IL GOVERNO HA REAGITO sullo stesso piano, usando i propri mass media e organizzazioni popolari per affermare – come ha fatto il presidente Miguel Díaz-Canel alla vigila del referendum – che votare a favore er «dire sì all’unità, alla rivoluzione, al socialismo, insomma un sì per Cuba». Televisione, radio e giornali non hanno praticamente concesso spazio ai difensori del no, anche se motivato da questioni etiche o religiose.

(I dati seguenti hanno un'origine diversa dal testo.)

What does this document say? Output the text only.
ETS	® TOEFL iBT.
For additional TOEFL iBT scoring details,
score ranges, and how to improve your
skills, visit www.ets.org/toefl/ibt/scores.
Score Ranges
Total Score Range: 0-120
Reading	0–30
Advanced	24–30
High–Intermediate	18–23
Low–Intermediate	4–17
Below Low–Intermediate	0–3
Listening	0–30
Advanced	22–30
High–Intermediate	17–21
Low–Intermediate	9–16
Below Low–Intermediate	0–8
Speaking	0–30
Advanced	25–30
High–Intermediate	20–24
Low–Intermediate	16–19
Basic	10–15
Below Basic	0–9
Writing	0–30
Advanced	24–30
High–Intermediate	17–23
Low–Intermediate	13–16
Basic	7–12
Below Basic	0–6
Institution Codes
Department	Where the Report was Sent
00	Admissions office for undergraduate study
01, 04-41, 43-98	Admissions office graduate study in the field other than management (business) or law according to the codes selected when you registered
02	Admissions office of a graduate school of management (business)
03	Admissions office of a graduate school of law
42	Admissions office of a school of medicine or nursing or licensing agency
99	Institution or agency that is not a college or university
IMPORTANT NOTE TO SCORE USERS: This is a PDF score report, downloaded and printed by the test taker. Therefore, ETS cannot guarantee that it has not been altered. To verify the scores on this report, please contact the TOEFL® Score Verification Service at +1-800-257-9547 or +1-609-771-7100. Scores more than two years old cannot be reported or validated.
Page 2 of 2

Così si è giunti al paradosso che, non avendo altri spazi di espressione, alcuni noti membri della comunità Lgbtq+ che in precedenza avevano rischiato il carcere per difendere l’ampliamento dei diritti di genere, hanno invece dichiarato di votare no come castigo alla politica repressiva del governo. D’altra parte, noti sociologi, giuristi, storici e psicologi che non hanno nascosto le loro critiche al governo si sono invece espressi contro il no, dato che «il rifiuto delle politiche di governo non può significare il rifiuto di un corpo di leggi di cui necessita la società e a cui si è giunti dopo lotte e sacrifici».

QUESTO DUNQUE ERA IL CLIMA nel quale si è votato. Lo stesso presidente Díaz-Canel ha commentato i risultati come «un’altra vittoria della rivoluzione cubana». La polarizzazione a Cuba e anche all’estero nei confronti della rivoluzione cubana non è una novità. Ma mai prima si era giunti a tali livelli. Segno anche questo del malessere di una società che non si può pensare provocato solo da un embargo degli Stati uniti, diventato un vero e proprio strangolamento col presidente Trump e mantenuto dall’amministrazione Biden.

Vari noti economisti cubani hanno da mesi avvertito sul pericolo che il ritardo nell’applicazione di riforme già decise da anni, o la loro attuazione in modo parziale senza incidere nei nodi strutturali avrebbe approfondito una crisi solo in parte importata o imposta dall’estero.